Andrea Jager, la tedeschina dalle trecce lunghe che disse basta a 19 anni, stremata dalle ruvide attenzioni di papà Roland, muratore svizzero che l’aveva scambiata per una macchina da soldi. Era una bad girl, una McEnroe al femminile, poi la conversione: da vent’anni cura i bambini malati come suora laica. Mary Pierce fu costretta ad ingaggiare una guardia del corpo per tenere a distanza papà Jim (che finì accoltellato). Martina Hingis è stata programmata per diventare se stessa da mamma Melanie, e il suo primo addio al tennis lo diede a 22 anni, Jelena Dokic è stata per anni tormentata dal numero 1 assoluto dei genitori orchi, Damir. Persino Maria Sharapova ha dovuto allontanare babbo Yuri che in tribuna andava col cappuccio da psicotico e le faceva segno di tagliare la gola alle avversarie. Kill, baby, kill. Jennifer Capriati non si mai veramente ripresa da un’infanzia sotto pressione, dall’invadenza di papà Stefano, dopo i furterelli e i problemi con le droghe, è passata dall’altra parte della barricata: il 17 dicembre verrà processata per stalking e percosse a Palm Beach, per mesi ha tormentato il suo ex fidanzato Ivan Brannan, il giorno di San Valentino ha esagerato. Da vittima a persecutrice. E poi Aravane Rezai, costretta a far bandire dal circuito il padre-padrone, Miriana Lucic e la sua brutta storia di abusi sessuali, altre ancora. Perché tocca sempre più alle ragazze? Papà Bartoli un giorno rispose a chi lo accusava di aver interferito troppo: «ma lei a 12 anni manderebbe sua figlia in giro per il mondo in compagnia di un coach che nemmeno conosce?».

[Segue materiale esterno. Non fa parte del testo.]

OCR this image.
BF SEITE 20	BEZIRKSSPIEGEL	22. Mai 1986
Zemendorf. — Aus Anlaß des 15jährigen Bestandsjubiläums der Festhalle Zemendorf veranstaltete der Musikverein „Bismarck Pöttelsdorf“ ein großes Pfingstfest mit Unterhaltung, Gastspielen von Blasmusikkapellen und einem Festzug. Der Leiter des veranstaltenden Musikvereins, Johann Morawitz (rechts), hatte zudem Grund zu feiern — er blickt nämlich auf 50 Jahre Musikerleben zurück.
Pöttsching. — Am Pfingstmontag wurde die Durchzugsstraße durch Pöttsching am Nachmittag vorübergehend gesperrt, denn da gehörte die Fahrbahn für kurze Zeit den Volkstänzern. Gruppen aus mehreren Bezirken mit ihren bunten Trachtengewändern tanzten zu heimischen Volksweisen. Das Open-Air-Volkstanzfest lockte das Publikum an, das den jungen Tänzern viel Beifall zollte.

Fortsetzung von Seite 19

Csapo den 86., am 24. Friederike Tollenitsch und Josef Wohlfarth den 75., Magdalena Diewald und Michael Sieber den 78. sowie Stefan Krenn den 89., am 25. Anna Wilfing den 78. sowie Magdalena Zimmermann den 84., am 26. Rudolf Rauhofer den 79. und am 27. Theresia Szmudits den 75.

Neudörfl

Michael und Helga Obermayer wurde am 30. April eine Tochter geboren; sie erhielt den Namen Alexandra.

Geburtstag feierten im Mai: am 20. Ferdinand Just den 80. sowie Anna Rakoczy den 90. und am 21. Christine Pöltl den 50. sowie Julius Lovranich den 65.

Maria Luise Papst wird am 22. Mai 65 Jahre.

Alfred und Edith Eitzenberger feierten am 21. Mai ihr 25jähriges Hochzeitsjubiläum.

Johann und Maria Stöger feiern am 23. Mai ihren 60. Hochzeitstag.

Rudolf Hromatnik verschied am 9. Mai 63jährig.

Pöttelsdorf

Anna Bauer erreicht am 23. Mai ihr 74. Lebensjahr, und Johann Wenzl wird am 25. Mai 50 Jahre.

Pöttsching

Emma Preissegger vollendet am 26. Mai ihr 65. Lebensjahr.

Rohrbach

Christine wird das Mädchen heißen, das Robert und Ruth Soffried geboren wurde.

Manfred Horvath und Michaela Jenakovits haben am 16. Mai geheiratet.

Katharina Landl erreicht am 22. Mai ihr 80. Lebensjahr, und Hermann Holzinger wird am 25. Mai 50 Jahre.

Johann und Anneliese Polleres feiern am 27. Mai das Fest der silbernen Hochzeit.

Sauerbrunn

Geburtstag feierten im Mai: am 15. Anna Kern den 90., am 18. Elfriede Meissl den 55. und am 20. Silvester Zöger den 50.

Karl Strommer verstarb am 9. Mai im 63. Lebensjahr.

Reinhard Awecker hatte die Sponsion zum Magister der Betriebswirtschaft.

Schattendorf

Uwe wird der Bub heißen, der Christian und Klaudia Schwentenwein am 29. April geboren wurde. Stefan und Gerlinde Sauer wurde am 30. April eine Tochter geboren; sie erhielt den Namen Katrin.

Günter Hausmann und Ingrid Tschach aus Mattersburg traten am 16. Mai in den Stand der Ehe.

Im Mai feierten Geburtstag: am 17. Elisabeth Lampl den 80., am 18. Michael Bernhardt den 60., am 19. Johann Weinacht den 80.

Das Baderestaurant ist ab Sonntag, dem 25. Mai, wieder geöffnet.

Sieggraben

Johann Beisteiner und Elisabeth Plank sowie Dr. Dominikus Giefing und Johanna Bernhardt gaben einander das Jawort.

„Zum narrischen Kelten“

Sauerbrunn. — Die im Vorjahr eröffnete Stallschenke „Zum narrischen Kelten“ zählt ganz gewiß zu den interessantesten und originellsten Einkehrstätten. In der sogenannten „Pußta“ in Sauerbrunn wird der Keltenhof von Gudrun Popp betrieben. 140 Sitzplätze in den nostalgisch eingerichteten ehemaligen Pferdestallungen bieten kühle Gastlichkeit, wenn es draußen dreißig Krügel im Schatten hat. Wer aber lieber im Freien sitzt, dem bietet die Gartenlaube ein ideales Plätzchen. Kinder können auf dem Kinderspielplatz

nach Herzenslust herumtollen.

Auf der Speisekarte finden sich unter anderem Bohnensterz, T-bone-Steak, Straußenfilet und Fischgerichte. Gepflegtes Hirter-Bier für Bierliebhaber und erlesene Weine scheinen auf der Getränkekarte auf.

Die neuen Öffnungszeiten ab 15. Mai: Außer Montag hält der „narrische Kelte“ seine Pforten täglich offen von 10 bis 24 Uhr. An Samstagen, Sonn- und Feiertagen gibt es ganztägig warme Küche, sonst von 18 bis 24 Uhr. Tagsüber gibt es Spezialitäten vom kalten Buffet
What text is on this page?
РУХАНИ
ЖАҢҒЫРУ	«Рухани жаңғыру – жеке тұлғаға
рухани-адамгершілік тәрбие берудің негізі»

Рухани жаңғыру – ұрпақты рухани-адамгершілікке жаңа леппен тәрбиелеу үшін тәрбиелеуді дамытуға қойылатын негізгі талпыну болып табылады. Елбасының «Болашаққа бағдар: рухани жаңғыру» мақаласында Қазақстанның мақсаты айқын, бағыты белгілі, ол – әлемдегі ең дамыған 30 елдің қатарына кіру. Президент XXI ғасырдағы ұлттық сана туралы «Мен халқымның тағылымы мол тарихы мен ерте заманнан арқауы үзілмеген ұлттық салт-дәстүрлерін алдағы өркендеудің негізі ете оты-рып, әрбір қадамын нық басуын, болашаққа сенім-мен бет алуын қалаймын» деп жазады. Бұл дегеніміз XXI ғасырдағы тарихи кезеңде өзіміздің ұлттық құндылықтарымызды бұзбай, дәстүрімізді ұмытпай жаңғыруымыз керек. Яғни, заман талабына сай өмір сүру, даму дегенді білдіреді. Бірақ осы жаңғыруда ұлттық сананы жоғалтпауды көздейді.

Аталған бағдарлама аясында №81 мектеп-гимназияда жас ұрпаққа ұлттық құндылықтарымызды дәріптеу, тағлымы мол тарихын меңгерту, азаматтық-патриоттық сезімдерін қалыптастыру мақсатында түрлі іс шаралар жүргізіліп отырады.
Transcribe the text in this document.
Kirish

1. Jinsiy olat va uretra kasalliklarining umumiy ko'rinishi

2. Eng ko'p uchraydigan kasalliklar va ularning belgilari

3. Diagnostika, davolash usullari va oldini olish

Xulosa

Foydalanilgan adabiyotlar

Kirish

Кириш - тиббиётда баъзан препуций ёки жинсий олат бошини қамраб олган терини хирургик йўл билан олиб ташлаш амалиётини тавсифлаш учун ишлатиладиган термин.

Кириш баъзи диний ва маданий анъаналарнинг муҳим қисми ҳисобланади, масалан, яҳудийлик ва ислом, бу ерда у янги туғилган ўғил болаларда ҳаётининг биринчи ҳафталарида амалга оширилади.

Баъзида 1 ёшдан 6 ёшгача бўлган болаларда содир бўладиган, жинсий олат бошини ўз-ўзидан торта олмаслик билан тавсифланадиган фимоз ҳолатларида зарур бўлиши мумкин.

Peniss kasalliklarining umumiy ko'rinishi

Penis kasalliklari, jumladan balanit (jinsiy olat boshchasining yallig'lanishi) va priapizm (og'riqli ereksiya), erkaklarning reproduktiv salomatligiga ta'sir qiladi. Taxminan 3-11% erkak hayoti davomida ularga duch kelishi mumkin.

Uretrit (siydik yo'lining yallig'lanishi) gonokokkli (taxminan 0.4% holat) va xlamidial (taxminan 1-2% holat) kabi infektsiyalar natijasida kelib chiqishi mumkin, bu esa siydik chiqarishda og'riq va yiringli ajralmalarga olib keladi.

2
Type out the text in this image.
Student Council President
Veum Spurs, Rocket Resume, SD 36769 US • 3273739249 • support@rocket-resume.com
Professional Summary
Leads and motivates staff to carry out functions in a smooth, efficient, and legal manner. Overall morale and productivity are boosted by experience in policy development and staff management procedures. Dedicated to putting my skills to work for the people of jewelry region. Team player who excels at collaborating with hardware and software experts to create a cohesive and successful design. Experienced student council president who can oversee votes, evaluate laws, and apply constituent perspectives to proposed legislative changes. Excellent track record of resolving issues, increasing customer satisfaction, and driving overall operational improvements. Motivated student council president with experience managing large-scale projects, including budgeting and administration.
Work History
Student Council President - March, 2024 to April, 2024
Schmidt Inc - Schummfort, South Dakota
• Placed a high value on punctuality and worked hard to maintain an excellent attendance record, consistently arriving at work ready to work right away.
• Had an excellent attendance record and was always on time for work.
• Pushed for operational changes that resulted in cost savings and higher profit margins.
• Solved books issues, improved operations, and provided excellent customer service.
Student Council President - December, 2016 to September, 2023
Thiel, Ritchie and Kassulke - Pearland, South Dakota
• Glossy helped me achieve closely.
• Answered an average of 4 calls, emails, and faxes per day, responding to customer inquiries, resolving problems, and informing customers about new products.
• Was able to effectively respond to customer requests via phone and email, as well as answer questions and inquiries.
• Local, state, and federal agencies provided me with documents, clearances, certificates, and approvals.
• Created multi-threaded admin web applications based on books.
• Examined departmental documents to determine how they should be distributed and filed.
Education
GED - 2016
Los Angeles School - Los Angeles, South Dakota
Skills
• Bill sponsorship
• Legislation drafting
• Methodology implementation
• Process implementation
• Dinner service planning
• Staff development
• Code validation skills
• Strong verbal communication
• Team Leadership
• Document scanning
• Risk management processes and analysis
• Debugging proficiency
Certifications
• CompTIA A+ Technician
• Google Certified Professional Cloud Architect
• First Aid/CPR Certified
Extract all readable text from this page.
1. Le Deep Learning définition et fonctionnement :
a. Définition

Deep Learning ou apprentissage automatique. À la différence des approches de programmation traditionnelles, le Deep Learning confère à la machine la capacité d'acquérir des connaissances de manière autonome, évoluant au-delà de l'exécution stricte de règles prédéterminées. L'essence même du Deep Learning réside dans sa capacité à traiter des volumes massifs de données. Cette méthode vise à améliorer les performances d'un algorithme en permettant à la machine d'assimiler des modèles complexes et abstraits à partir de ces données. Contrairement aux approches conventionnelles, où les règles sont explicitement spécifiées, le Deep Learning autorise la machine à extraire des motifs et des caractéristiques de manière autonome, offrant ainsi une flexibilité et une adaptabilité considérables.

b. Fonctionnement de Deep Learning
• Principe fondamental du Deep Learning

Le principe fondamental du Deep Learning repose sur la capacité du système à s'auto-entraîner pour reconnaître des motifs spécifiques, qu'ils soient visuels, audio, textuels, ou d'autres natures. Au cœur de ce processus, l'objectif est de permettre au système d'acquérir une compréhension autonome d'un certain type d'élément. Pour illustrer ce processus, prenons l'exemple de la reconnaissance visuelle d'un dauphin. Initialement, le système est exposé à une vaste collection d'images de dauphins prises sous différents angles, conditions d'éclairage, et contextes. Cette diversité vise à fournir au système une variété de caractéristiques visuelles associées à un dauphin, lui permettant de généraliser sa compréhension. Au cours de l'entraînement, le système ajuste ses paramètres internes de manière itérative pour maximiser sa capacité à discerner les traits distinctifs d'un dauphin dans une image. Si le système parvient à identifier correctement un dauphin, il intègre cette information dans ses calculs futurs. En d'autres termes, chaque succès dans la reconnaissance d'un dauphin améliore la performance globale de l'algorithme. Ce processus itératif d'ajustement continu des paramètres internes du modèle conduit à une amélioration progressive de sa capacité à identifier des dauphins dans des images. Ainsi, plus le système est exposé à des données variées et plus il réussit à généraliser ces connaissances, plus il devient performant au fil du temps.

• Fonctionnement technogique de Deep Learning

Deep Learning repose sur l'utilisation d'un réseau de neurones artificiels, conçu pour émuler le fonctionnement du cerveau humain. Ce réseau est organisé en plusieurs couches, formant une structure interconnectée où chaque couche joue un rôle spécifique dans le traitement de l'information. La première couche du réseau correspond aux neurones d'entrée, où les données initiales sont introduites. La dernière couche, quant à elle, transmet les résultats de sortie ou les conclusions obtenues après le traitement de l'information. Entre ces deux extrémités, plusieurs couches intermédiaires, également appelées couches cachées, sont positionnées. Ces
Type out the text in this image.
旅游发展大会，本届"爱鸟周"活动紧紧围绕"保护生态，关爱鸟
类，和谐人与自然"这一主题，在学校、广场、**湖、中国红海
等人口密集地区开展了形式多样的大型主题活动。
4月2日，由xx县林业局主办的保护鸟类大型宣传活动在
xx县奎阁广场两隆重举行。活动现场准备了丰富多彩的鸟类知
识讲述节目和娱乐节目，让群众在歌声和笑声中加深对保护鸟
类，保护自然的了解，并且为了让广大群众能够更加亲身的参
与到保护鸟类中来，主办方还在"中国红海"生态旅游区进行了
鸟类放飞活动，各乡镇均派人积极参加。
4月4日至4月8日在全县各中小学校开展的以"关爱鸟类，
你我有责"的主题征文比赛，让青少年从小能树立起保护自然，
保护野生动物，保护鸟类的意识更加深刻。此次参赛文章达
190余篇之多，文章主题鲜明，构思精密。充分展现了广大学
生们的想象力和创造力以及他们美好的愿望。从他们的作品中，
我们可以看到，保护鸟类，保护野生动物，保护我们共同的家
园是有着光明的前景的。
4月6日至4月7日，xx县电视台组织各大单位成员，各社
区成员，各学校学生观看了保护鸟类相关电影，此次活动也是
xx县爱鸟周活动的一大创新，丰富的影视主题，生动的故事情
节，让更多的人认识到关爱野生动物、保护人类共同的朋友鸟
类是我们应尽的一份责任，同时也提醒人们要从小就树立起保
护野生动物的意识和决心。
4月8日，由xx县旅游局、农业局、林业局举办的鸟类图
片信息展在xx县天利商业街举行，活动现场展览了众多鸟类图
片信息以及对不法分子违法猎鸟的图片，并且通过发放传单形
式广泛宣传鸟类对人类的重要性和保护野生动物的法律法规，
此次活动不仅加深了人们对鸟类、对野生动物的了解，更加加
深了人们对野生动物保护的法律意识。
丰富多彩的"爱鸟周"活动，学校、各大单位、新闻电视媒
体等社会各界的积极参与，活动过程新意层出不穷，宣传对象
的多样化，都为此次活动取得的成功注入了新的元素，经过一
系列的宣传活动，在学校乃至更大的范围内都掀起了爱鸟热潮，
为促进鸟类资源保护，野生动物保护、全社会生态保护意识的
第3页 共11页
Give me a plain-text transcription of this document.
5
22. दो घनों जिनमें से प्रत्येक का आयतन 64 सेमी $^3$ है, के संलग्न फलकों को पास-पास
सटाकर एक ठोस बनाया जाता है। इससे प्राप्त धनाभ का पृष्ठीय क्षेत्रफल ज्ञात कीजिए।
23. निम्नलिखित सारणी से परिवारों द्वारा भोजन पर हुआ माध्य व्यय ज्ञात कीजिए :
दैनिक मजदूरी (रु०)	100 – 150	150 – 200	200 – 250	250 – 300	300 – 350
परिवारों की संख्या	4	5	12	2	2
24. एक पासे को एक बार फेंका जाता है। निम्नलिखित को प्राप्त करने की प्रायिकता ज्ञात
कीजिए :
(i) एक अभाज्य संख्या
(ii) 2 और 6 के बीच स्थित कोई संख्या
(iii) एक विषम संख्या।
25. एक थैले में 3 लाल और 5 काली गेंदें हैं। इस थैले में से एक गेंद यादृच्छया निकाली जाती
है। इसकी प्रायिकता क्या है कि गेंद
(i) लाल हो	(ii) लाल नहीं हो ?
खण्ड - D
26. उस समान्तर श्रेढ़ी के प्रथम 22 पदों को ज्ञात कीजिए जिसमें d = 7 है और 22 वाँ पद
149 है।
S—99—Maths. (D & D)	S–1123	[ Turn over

«La verità è che siamo siamo condizionati da una cultura molto maschilista», continua Panajotti. «Anche papà Capriati ha messo una pressione enorme su Jennifer, e in maniera diversa oggi la Wozniacki soffre per la presenza pesante di suo padre. Io sono stato in Messico per dei tornei Itf e lì giravano da sole, senza neanche il coach, delle ragazzine dell’est. Bionde, belle, occhi azzurri: non è successo nulla. I pericoli a 12 anni sono uguali per maschi e femmine, ma i genitori diventano iperprotettivi con le ragazze. Rischiando di soffocarle. Non ti fidi? Okay, accompagnala. Ma non rinunciare al coach. Fai il padre, o la madre, non l’allenatore. Mischiare i due ruoli è pericoloso. Credo che Francesca Schiavone sia invece stata molto fortunata ad avere genitori che l’hanno sostenuta, aiutata, ma senza mai voler essere protagonisti. Il risultato? A 33 anni è ancora lì, sana e arrazzatissima per il tennis. E uno Slam, il Roland Garros, lo ha vinto anche lei. Come la Bartoli». Con amore. Quello che vale più di un quindici.